To date, Ukraine’s foreign supporters have pledged no fewer than 267 155s—both self-propelled and tracked, half of which are M-777s. A 4.5-ton M-777 can fire an unguided shell out to a distance of up to 19 miles. That’s several miles farther than a 152-millimeter 2S3 can fire.
Those extra miles help Ukrainian gunners to target Russian gunners while staying beyond the range of Russian counterbattery fire. The statistics tell the story. In just over a hundred days of fighting, the Ukrainians have destroyed or captured at least 283 Russian heavy mortars, cannons and rocket-launchers. The Russians meanwhile have knocked out or seized 95 Ukrainian heavy guns and launchers.
But war is dangerous. And Ukraine’s new M-777 batteries have suffered losses. In May, a Russian KUB kamikaze drone targeted and damaged an M-777 battery. Yesterday video circulated online depicting Russian artillery striking another M-777 battery, destroying one of the guns.

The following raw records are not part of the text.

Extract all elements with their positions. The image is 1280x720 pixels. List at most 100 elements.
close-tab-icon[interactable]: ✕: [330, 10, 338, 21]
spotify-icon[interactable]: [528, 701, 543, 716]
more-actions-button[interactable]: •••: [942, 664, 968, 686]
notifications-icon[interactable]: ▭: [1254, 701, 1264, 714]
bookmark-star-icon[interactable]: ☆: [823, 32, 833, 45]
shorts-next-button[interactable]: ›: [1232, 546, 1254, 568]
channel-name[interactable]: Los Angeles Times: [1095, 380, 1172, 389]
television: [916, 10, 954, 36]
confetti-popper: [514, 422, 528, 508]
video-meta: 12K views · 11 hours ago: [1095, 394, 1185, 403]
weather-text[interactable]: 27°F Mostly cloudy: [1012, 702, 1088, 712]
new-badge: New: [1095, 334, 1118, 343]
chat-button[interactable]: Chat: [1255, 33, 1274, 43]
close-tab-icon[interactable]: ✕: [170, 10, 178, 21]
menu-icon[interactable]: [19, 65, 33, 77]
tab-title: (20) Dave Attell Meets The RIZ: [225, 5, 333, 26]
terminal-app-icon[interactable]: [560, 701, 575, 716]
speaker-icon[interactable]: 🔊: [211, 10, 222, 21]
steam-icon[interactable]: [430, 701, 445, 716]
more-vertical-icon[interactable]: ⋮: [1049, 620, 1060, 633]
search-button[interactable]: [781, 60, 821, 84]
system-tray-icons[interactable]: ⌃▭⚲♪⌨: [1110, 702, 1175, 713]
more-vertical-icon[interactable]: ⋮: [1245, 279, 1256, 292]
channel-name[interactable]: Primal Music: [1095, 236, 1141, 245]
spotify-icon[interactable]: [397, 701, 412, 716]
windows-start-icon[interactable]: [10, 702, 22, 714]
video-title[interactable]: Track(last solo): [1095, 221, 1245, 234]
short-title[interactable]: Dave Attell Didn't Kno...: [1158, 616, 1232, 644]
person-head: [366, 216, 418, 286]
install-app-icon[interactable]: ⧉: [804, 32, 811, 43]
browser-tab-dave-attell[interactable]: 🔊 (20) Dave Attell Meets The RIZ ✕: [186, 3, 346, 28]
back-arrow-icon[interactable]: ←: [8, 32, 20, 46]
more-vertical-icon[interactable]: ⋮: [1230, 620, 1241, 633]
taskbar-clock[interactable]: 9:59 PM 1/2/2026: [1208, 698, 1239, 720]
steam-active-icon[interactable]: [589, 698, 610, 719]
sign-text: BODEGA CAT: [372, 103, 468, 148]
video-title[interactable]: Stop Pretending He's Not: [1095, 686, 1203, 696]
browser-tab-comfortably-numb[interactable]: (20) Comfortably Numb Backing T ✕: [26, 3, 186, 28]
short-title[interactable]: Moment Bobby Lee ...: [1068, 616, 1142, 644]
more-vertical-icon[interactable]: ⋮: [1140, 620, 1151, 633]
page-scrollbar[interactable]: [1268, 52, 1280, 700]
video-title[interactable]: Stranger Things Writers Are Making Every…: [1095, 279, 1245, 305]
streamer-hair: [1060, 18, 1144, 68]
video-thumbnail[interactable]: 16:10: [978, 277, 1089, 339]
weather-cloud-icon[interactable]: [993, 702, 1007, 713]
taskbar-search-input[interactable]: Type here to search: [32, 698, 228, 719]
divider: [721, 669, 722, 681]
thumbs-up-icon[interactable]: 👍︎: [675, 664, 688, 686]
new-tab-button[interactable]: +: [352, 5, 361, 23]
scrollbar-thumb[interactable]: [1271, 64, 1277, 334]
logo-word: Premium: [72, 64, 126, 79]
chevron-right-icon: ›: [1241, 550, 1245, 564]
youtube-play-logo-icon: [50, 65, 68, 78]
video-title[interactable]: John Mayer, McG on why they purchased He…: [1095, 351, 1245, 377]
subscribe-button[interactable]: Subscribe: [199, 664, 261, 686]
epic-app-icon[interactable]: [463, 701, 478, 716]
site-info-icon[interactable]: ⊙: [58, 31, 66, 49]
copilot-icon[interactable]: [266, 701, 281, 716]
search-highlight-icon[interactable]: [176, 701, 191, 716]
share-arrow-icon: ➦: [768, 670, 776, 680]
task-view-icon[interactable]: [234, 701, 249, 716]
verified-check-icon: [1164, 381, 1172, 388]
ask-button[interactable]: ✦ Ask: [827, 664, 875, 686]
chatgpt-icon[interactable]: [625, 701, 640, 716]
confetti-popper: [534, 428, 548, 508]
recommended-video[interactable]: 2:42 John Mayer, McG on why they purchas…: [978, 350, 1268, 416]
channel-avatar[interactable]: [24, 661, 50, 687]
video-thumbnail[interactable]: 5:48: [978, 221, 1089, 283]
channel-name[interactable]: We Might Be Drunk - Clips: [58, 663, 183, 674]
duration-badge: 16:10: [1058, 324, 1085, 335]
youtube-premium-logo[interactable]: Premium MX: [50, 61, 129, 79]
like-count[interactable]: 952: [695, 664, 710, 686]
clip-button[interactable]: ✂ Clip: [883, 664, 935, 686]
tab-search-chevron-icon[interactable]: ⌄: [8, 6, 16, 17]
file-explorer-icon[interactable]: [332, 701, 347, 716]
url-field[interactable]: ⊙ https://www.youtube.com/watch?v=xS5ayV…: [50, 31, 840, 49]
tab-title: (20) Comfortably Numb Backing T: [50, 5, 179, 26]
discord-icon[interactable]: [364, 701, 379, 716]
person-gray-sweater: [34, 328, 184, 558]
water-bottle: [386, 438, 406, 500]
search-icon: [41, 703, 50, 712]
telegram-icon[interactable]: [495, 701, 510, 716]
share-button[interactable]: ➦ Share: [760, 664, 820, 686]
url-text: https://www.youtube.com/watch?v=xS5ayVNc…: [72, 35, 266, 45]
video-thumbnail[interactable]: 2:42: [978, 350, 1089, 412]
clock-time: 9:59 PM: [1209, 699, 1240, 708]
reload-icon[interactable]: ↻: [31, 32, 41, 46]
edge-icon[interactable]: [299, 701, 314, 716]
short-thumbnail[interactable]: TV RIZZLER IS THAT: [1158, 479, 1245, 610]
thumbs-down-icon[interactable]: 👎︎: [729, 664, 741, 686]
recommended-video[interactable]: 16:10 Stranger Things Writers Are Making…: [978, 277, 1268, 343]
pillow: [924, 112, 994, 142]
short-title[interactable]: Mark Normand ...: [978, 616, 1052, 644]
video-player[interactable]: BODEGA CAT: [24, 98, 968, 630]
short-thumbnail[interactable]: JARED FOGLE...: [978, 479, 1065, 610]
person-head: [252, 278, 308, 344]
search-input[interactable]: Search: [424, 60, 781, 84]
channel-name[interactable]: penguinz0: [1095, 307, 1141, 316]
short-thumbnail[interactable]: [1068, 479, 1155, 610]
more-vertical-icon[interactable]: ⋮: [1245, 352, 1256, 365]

The United States could make good those losses. The M-777s it’s donated so far mostly are ex-U.S. Marine Corps guns that were rendered redundant by the Corps’ accelerating switchover to rocket launchers. The Marines and the U.S. Army still have a thousand M-777s between them. It’s possible some—or many—of them will be making their way to Ukraine.
“We, in collaboration with allies and partners, are pushing artillery long-range fires to the front as quickly as we can,” an unnamed U.S. defense official told reporters last week.